The World Bank, the Ministry of Agriculture, Forestry and Water Economy (MAFWE) and the Ministry of Environment and Physical Planning (MEPP) are working together to address the potential impacts climate change may have on Macedonia’s agricultural sector. As part of the ongoing Program to Reduce the Vulnerability to Climate Change to Agricultural Systems in Europe and Central Asia a draft Impact Assessment and Menu of Adaptation Options for Macedonia has been developed which assesses the potential impacts of climate change on agriculture throughout Macedonia. This document also provides a menu of adaptation options which can inform key policies, programs and investments to help increase the resiliency to climate change of the agricultural sector in Macedonia. As part of this program, a high-level National Dissemination and Consensus Building Conference was jointly hosted by the World Bank, MAFWE and MEPP on April 6, 2011 in Skopje to discuss the main findings from this draft report and to build further consensus around priority measures which can be taken to address climate change and agriculture in Macedonia
This high-level conference was attended by more than 70 participants from the Ministry of Agriculture, Forestry and Water Economy, Ministry of Environment and Physical Planning, agricultural institutes, the World Bank, IFC, European Bank for Reconstruction and Development, farmers and other key stakeholders. Opening remarks were given by Ljupcho Dimovski, Macedonian Minster for Agriculture, Forestry and Water Management, who praised the work the World Bank has been doing in the realm of agriculture and climate change and stressed the importance of this work in helping Macedonia cope with the impacts of a changing climate. During her opening remarks, Dina Umali-Deininger, Sector Manager for Agriculture and Rural Development in Sustainable Development Department for the Europe and Central Asia Region of the World Bank, said: “Helping our client countries, including Macedonia, prepare for climate change is one of the World Bank’s regional and global priorities. This Conference is a great opportunity for the government and people of Macedonia to prioritize policies, programs and investments for implementation.”
This Conference is the latest step in the program to Reduce the Vulnerability to Climate Change in Macedonian Agricultural Systems, which officially started in Macedonia in May 2010. The World Bank, MAFWE and MEPP have worked closely together during this program and over the last year a National Awareness Raising and Consultation Workshop has been held, two Agriculture and Climate Change Country Notes for Macedonia have been produced, multiple farmer consultations have been conducted throughout the three agro-ecological zones (AEZs) in Macedonia and a draft Impact Assessment and Menu of Adaptation Options for Macedonian agricultural systems has been produced.

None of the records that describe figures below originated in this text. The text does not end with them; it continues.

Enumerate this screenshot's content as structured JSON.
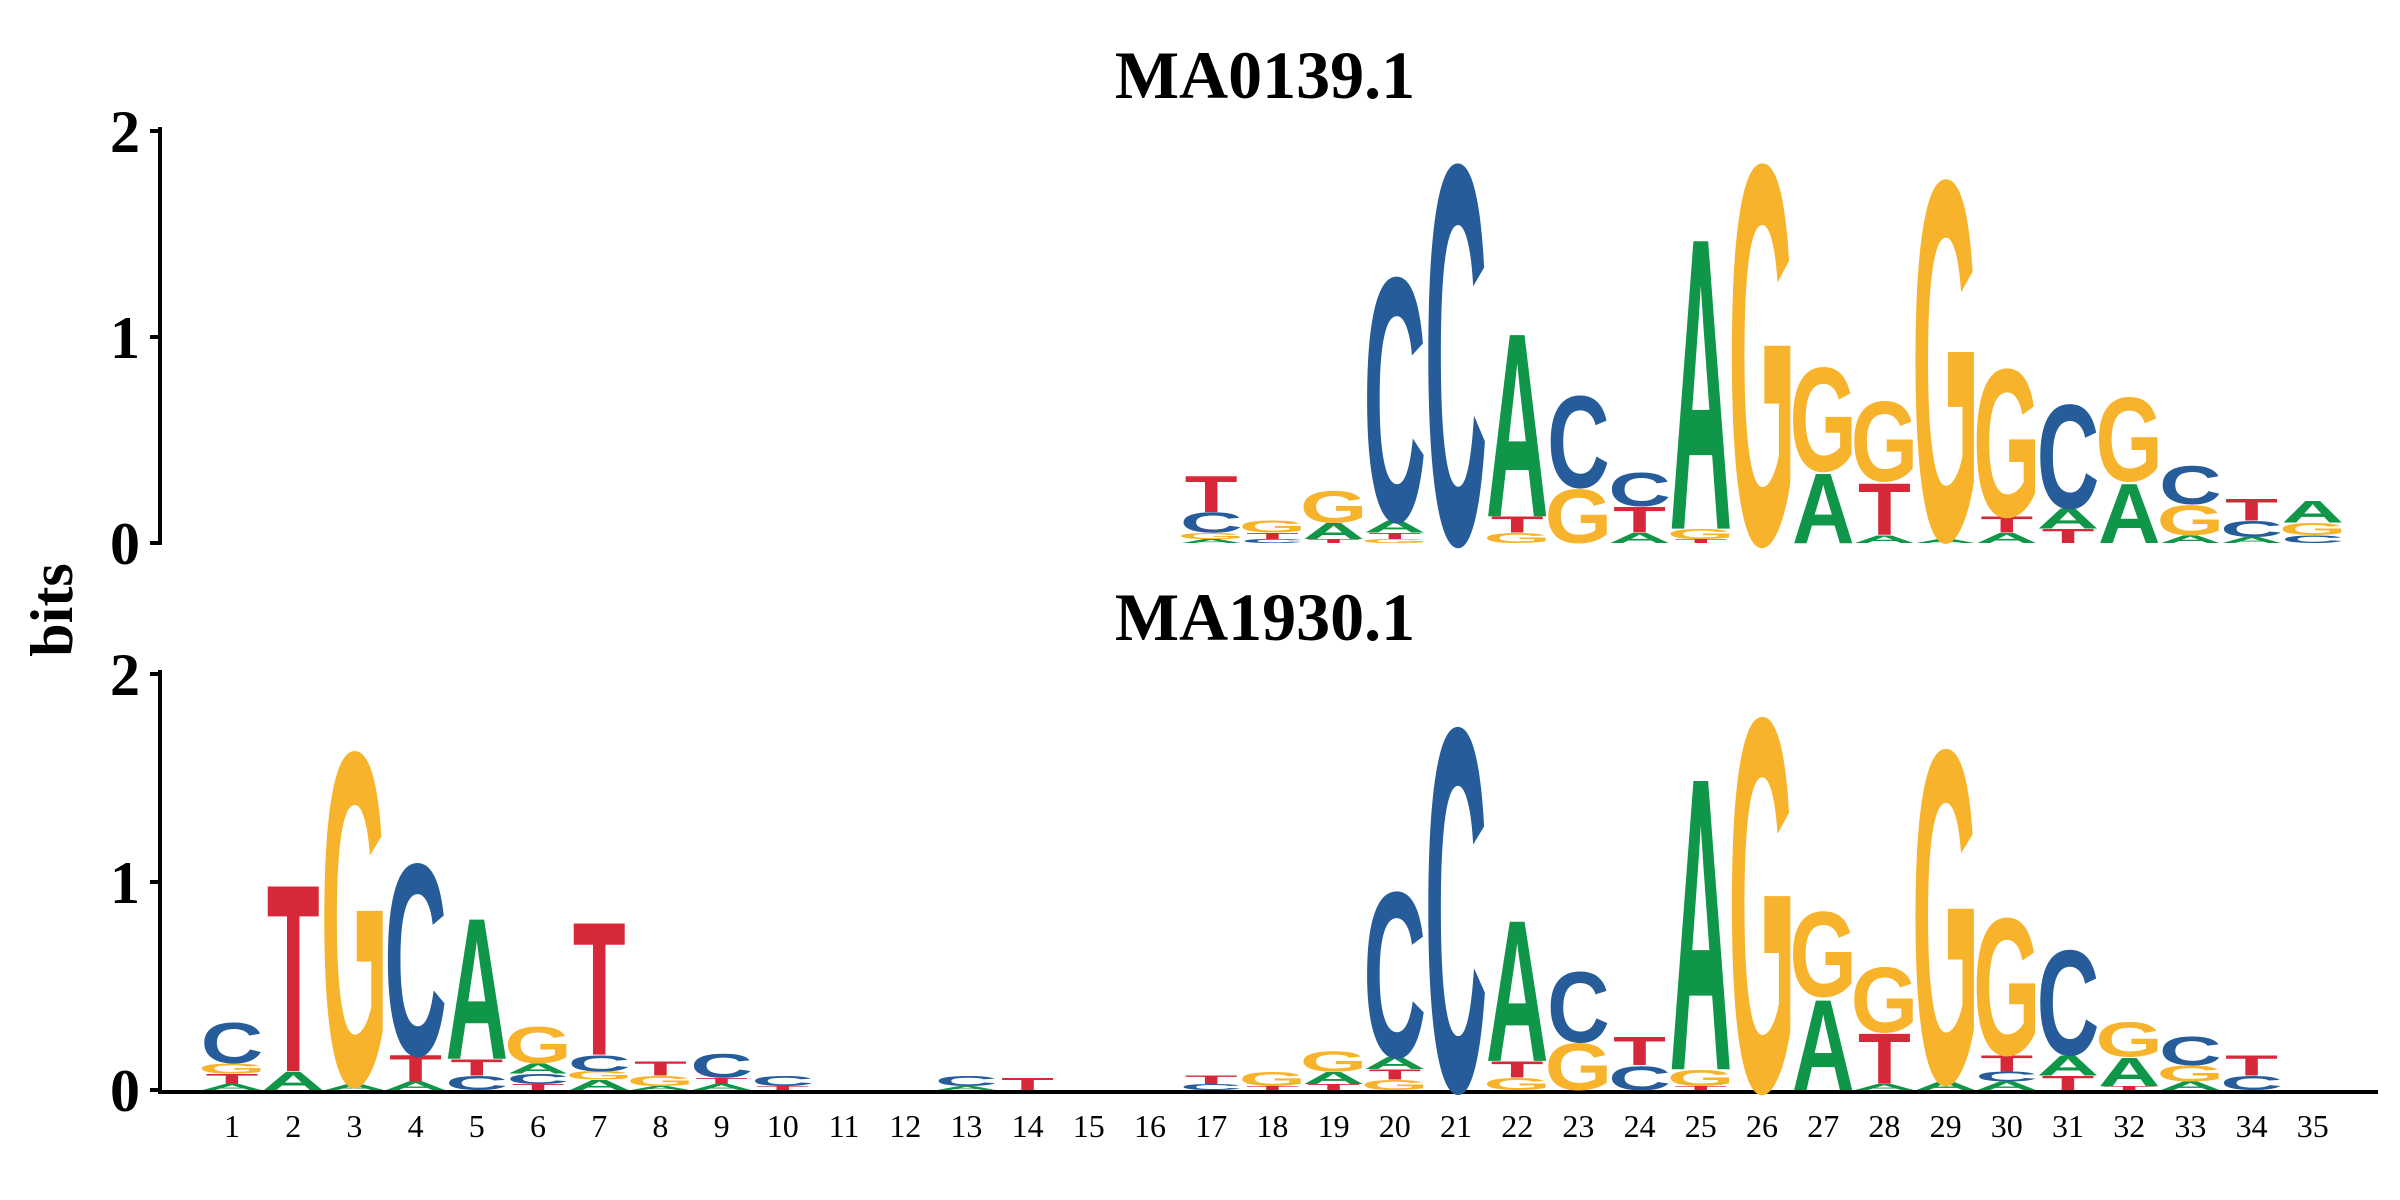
{
  "chart_data": {
    "type": "sequence-logo",
    "ylabel": "bits",
    "ylim": [
      0,
      2
    ],
    "yticks": [
      "0",
      "1",
      "2"
    ],
    "positions": [
      "1",
      "2",
      "3",
      "4",
      "5",
      "6",
      "7",
      "8",
      "9",
      "10",
      "11",
      "12",
      "13",
      "14",
      "15",
      "16",
      "17",
      "18",
      "19",
      "20",
      "21",
      "22",
      "23",
      "24",
      "25",
      "26",
      "27",
      "28",
      "29",
      "30",
      "31",
      "32",
      "33",
      "34",
      "35"
    ],
    "colors": {
      "A": "#109648",
      "C": "#255C99",
      "G": "#F7B32B",
      "T": "#D62839"
    },
    "motifs": [
      {
        "title": "MA0139.1",
        "columns": [
          {
            "pos": 17,
            "stack": [
              [
                "A",
                0.02
              ],
              [
                "G",
                0.03
              ],
              [
                "C",
                0.1
              ],
              [
                "T",
                0.18
              ]
            ]
          },
          {
            "pos": 18,
            "stack": [
              [
                "C",
                0.02
              ],
              [
                "T",
                0.03
              ],
              [
                "G",
                0.06
              ]
            ]
          },
          {
            "pos": 19,
            "stack": [
              [
                "T",
                0.02
              ],
              [
                "A",
                0.08
              ],
              [
                "G",
                0.16
              ]
            ]
          },
          {
            "pos": 20,
            "stack": [
              [
                "G",
                0.02
              ],
              [
                "T",
                0.03
              ],
              [
                "A",
                0.06
              ],
              [
                "C",
                1.22
              ]
            ]
          },
          {
            "pos": 21,
            "stack": [
              [
                "C",
                1.9
              ]
            ]
          },
          {
            "pos": 22,
            "stack": [
              [
                "G",
                0.05
              ],
              [
                "T",
                0.08
              ],
              [
                "A",
                0.92
              ]
            ]
          },
          {
            "pos": 23,
            "stack": [
              [
                "G",
                0.27
              ],
              [
                "C",
                0.46
              ]
            ]
          },
          {
            "pos": 24,
            "stack": [
              [
                "A",
                0.05
              ],
              [
                "T",
                0.13
              ],
              [
                "C",
                0.17
              ]
            ]
          },
          {
            "pos": 25,
            "stack": [
              [
                "T",
                0.02
              ],
              [
                "G",
                0.05
              ],
              [
                "A",
                1.46
              ]
            ]
          },
          {
            "pos": 26,
            "stack": [
              [
                "G",
                1.9
              ]
            ]
          },
          {
            "pos": 27,
            "stack": [
              [
                "A",
                0.35
              ],
              [
                "G",
                0.52
              ]
            ]
          },
          {
            "pos": 28,
            "stack": [
              [
                "A",
                0.04
              ],
              [
                "T",
                0.26
              ],
              [
                "G",
                0.4
              ]
            ]
          },
          {
            "pos": 29,
            "stack": [
              [
                "A",
                0.02
              ],
              [
                "G",
                1.8
              ]
            ]
          },
          {
            "pos": 30,
            "stack": [
              [
                "A",
                0.05
              ],
              [
                "T",
                0.08
              ],
              [
                "G",
                0.74
              ]
            ]
          },
          {
            "pos": 31,
            "stack": [
              [
                "T",
                0.07
              ],
              [
                "A",
                0.1
              ],
              [
                "C",
                0.52
              ]
            ]
          },
          {
            "pos": 32,
            "stack": [
              [
                "A",
                0.3
              ],
              [
                "G",
                0.42
              ]
            ]
          },
          {
            "pos": 33,
            "stack": [
              [
                "A",
                0.04
              ],
              [
                "G",
                0.15
              ],
              [
                "C",
                0.19
              ]
            ]
          },
          {
            "pos": 34,
            "stack": [
              [
                "A",
                0.03
              ],
              [
                "C",
                0.08
              ],
              [
                "T",
                0.11
              ]
            ]
          },
          {
            "pos": 35,
            "stack": [
              [
                "C",
                0.04
              ],
              [
                "G",
                0.06
              ],
              [
                "A",
                0.11
              ]
            ]
          }
        ]
      },
      {
        "title": "MA1930.1",
        "columns": [
          {
            "pos": 1,
            "stack": [
              [
                "A",
                0.03
              ],
              [
                "T",
                0.05
              ],
              [
                "G",
                0.05
              ],
              [
                "C",
                0.2
              ]
            ]
          },
          {
            "pos": 2,
            "stack": [
              [
                "A",
                0.09
              ],
              [
                "T",
                0.93
              ]
            ]
          },
          {
            "pos": 3,
            "stack": [
              [
                "A",
                0.03
              ],
              [
                "G",
                1.65
              ]
            ]
          },
          {
            "pos": 4,
            "stack": [
              [
                "A",
                0.04
              ],
              [
                "T",
                0.13
              ],
              [
                "C",
                0.95
              ]
            ]
          },
          {
            "pos": 5,
            "stack": [
              [
                "C",
                0.07
              ],
              [
                "T",
                0.08
              ],
              [
                "A",
                0.7
              ]
            ]
          },
          {
            "pos": 6,
            "stack": [
              [
                "T",
                0.03
              ],
              [
                "C",
                0.05
              ],
              [
                "A",
                0.05
              ],
              [
                "G",
                0.18
              ]
            ]
          },
          {
            "pos": 7,
            "stack": [
              [
                "A",
                0.05
              ],
              [
                "G",
                0.04
              ],
              [
                "C",
                0.08
              ],
              [
                "T",
                0.66
              ]
            ]
          },
          {
            "pos": 8,
            "stack": [
              [
                "A",
                0.02
              ],
              [
                "G",
                0.05
              ],
              [
                "T",
                0.07
              ]
            ]
          },
          {
            "pos": 9,
            "stack": [
              [
                "A",
                0.03
              ],
              [
                "T",
                0.03
              ],
              [
                "C",
                0.12
              ]
            ]
          },
          {
            "pos": 10,
            "stack": [
              [
                "T",
                0.02
              ],
              [
                "C",
                0.05
              ]
            ]
          },
          {
            "pos": 13,
            "stack": [
              [
                "A",
                0.02
              ],
              [
                "C",
                0.05
              ]
            ]
          },
          {
            "pos": 14,
            "stack": [
              [
                "T",
                0.06
              ]
            ]
          },
          {
            "pos": 17,
            "stack": [
              [
                "C",
                0.03
              ],
              [
                "T",
                0.04
              ]
            ]
          },
          {
            "pos": 18,
            "stack": [
              [
                "T",
                0.02
              ],
              [
                "G",
                0.07
              ]
            ]
          },
          {
            "pos": 19,
            "stack": [
              [
                "T",
                0.03
              ],
              [
                "A",
                0.06
              ],
              [
                "G",
                0.1
              ]
            ]
          },
          {
            "pos": 20,
            "stack": [
              [
                "G",
                0.05
              ],
              [
                "T",
                0.05
              ],
              [
                "A",
                0.06
              ],
              [
                "C",
                0.82
              ]
            ]
          },
          {
            "pos": 21,
            "stack": [
              [
                "C",
                1.8
              ]
            ]
          },
          {
            "pos": 22,
            "stack": [
              [
                "G",
                0.06
              ],
              [
                "T",
                0.08
              ],
              [
                "A",
                0.7
              ]
            ]
          },
          {
            "pos": 23,
            "stack": [
              [
                "G",
                0.23
              ],
              [
                "C",
                0.35
              ]
            ]
          },
          {
            "pos": 24,
            "stack": [
              [
                "C",
                0.12
              ],
              [
                "T",
                0.14
              ]
            ]
          },
          {
            "pos": 25,
            "stack": [
              [
                "T",
                0.02
              ],
              [
                "G",
                0.08
              ],
              [
                "A",
                1.45
              ]
            ]
          },
          {
            "pos": 26,
            "stack": [
              [
                "G",
                1.85
              ]
            ]
          },
          {
            "pos": 27,
            "stack": [
              [
                "A",
                0.45
              ],
              [
                "G",
                0.42
              ]
            ]
          },
          {
            "pos": 28,
            "stack": [
              [
                "A",
                0.03
              ],
              [
                "T",
                0.25
              ],
              [
                "G",
                0.32
              ]
            ]
          },
          {
            "pos": 29,
            "stack": [
              [
                "A",
                0.04
              ],
              [
                "G",
                1.65
              ]
            ]
          },
          {
            "pos": 30,
            "stack": [
              [
                "A",
                0.04
              ],
              [
                "C",
                0.05
              ],
              [
                "T",
                0.08
              ],
              [
                "G",
                0.68
              ]
            ]
          },
          {
            "pos": 31,
            "stack": [
              [
                "T",
                0.07
              ],
              [
                "A",
                0.1
              ],
              [
                "C",
                0.52
              ]
            ]
          },
          {
            "pos": 32,
            "stack": [
              [
                "T",
                0.02
              ],
              [
                "A",
                0.14
              ],
              [
                "G",
                0.17
              ]
            ]
          },
          {
            "pos": 33,
            "stack": [
              [
                "A",
                0.04
              ],
              [
                "G",
                0.08
              ],
              [
                "C",
                0.14
              ]
            ]
          },
          {
            "pos": 34,
            "stack": [
              [
                "C",
                0.07
              ],
              [
                "T",
                0.1
              ]
            ]
          }
        ]
      }
    ]
  }
}
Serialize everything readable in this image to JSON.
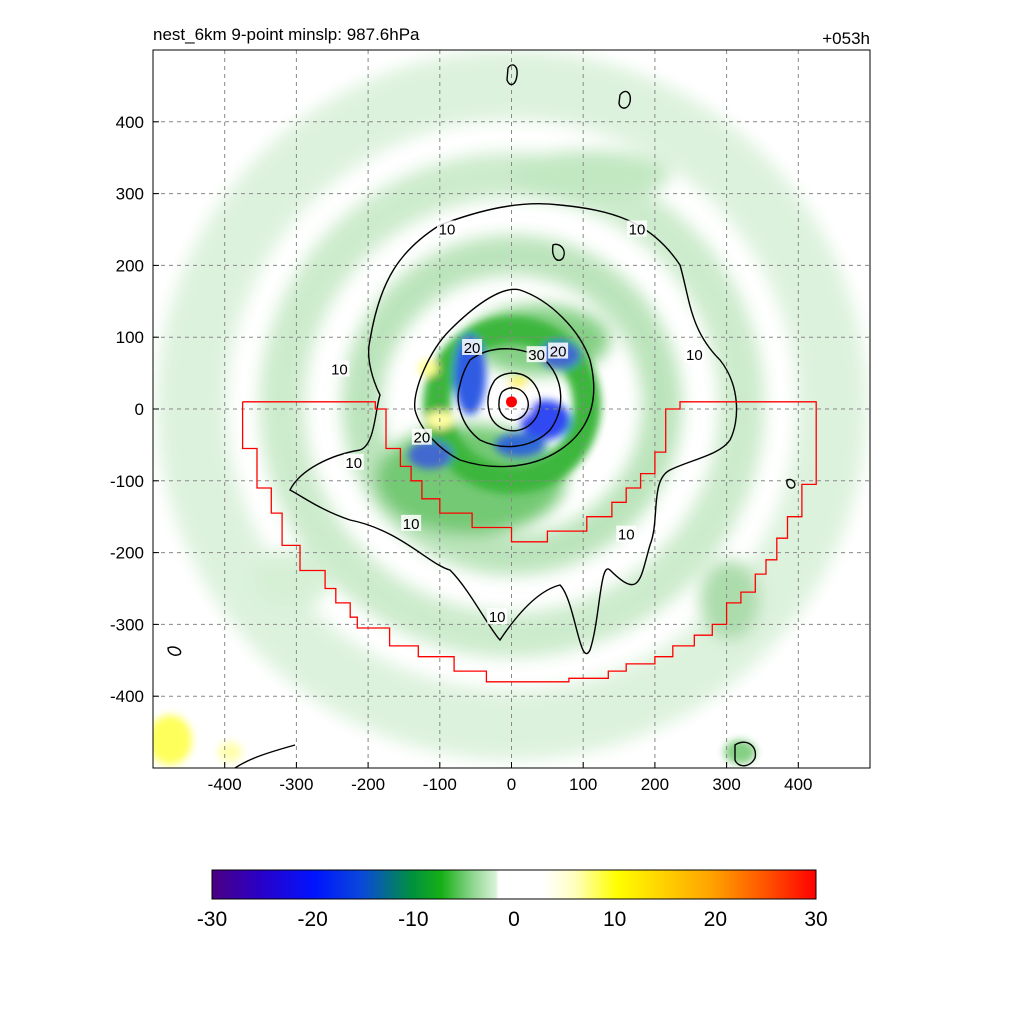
{
  "chart_data": {
    "type": "heatmap",
    "title": "nest_6km  9-point minslp: 987.6hPa",
    "time_label": "+053h",
    "xlabel": "",
    "ylabel": "",
    "xlim": [
      -500,
      500
    ],
    "ylim": [
      -500,
      500
    ],
    "x_ticks": [
      -400,
      -300,
      -200,
      -100,
      0,
      100,
      200,
      300,
      400
    ],
    "y_ticks": [
      400,
      300,
      200,
      100,
      0,
      -100,
      -200,
      -300,
      -400
    ],
    "grid": true,
    "colorbar": {
      "min": -30,
      "max": 30,
      "ticks": [
        -30,
        -20,
        -10,
        0,
        10,
        20,
        30
      ],
      "placement": "bottom"
    },
    "contour_labels": [
      {
        "text": "10",
        "x": -90,
        "y": 250
      },
      {
        "text": "10",
        "x": 175,
        "y": 250
      },
      {
        "text": "10",
        "x": -240,
        "y": 55
      },
      {
        "text": "10",
        "x": 255,
        "y": 75
      },
      {
        "text": "10",
        "x": -220,
        "y": -75
      },
      {
        "text": "10",
        "x": -140,
        "y": -160
      },
      {
        "text": "10",
        "x": 160,
        "y": -175
      },
      {
        "text": "10",
        "x": -20,
        "y": -290
      },
      {
        "text": "20",
        "x": -55,
        "y": 85
      },
      {
        "text": "30",
        "x": 35,
        "y": 75
      },
      {
        "text": "20",
        "x": 65,
        "y": 80
      },
      {
        "text": "20",
        "x": -125,
        "y": -40
      }
    ],
    "storm_center": {
      "x": 0,
      "y": 10
    },
    "boundary_polygon": [
      [
        -375,
        10
      ],
      [
        -190,
        10
      ],
      [
        -190,
        0
      ],
      [
        -175,
        0
      ],
      [
        -175,
        -55
      ],
      [
        -155,
        -55
      ],
      [
        -155,
        -80
      ],
      [
        -140,
        -80
      ],
      [
        -140,
        -100
      ],
      [
        -125,
        -100
      ],
      [
        -125,
        -125
      ],
      [
        -100,
        -125
      ],
      [
        -100,
        -145
      ],
      [
        -55,
        -145
      ],
      [
        -55,
        -165
      ],
      [
        0,
        -165
      ],
      [
        0,
        -185
      ],
      [
        50,
        -185
      ],
      [
        50,
        -170
      ],
      [
        105,
        -170
      ],
      [
        105,
        -150
      ],
      [
        140,
        -150
      ],
      [
        140,
        -130
      ],
      [
        160,
        -130
      ],
      [
        160,
        -110
      ],
      [
        180,
        -110
      ],
      [
        180,
        -90
      ],
      [
        200,
        -90
      ],
      [
        200,
        -60
      ],
      [
        215,
        -60
      ],
      [
        215,
        0
      ],
      [
        235,
        0
      ],
      [
        235,
        10
      ],
      [
        425,
        10
      ],
      [
        425,
        -105
      ],
      [
        405,
        -105
      ],
      [
        405,
        -150
      ],
      [
        385,
        -150
      ],
      [
        385,
        -180
      ],
      [
        370,
        -180
      ],
      [
        370,
        -210
      ],
      [
        355,
        -210
      ],
      [
        355,
        -230
      ],
      [
        340,
        -230
      ],
      [
        340,
        -255
      ],
      [
        320,
        -255
      ],
      [
        320,
        -270
      ],
      [
        300,
        -270
      ],
      [
        300,
        -300
      ],
      [
        280,
        -300
      ],
      [
        280,
        -315
      ],
      [
        255,
        -315
      ],
      [
        255,
        -330
      ],
      [
        225,
        -330
      ],
      [
        225,
        -345
      ],
      [
        200,
        -345
      ],
      [
        200,
        -355
      ],
      [
        160,
        -355
      ],
      [
        160,
        -365
      ],
      [
        135,
        -365
      ],
      [
        135,
        -375
      ],
      [
        80,
        -375
      ],
      [
        80,
        -380
      ],
      [
        -35,
        -380
      ],
      [
        -35,
        -365
      ],
      [
        -80,
        -365
      ],
      [
        -80,
        -345
      ],
      [
        -130,
        -345
      ],
      [
        -130,
        -330
      ],
      [
        -170,
        -330
      ],
      [
        -170,
        -305
      ],
      [
        -215,
        -305
      ],
      [
        -215,
        -290
      ],
      [
        -225,
        -290
      ],
      [
        -225,
        -270
      ],
      [
        -245,
        -270
      ],
      [
        -245,
        -250
      ],
      [
        -260,
        -250
      ],
      [
        -260,
        -225
      ],
      [
        -295,
        -225
      ],
      [
        -295,
        -190
      ],
      [
        -320,
        -190
      ],
      [
        -320,
        -145
      ],
      [
        -335,
        -145
      ],
      [
        -335,
        -110
      ],
      [
        -355,
        -110
      ],
      [
        -355,
        -55
      ],
      [
        -375,
        -55
      ],
      [
        -375,
        10
      ]
    ]
  }
}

This draft Impact Assessment and Menu of Adaptation Options was developed in partnership between national experts and farmers and a team of world-class experts from Europe and North America from the Industrial Economics Incorporated (IEc) consulting firm. The draft was discussed with key stakeholders at the national and local levels during the National Dissemination and Consensus Building Conference and key recommendations for policies, programs and investments are now being prioritized and finalized, in full cooperation with MAFWE.
The agricultural sector is extremely important for rural livelihoods in Macedonia, with more than 19 percent of the country’s population employed in agriculture and this sector accounting for 12 percent of GDP. Furthermore, agriculture is highly sensitive to climate, meaning that changes in temperatures or precipitation could have negative impacts on rural populations in Macedonia. Climate projections indicate that temperature may increases in Macedonia while precipitation is projected to become more variable, especially during the crucial summer months. These climatic variations can result in increased extreme climatic events such as floods and droughts with potential decreases in projected crop yields, particularly for such crops as grapes and apples. Projected impacts of climate change highlight the need to develop and implement actions which can increase the resilience of agricultural systems in Macedonia to climate risks in the short and long terms. This Program has worked to identify measures which can have immediate positive impacts on the agricultural systems in Macedonia while simultaneously adapting to future climate projections, creating “win-win” options and recommendations.
This program is being managed by the World Bank and supported by grants from the World Bank, the World Bank-Netherlands Partnership (BNPP), and the Trust Fund for Environmentally and Socially Sustainable Development (TFESSD).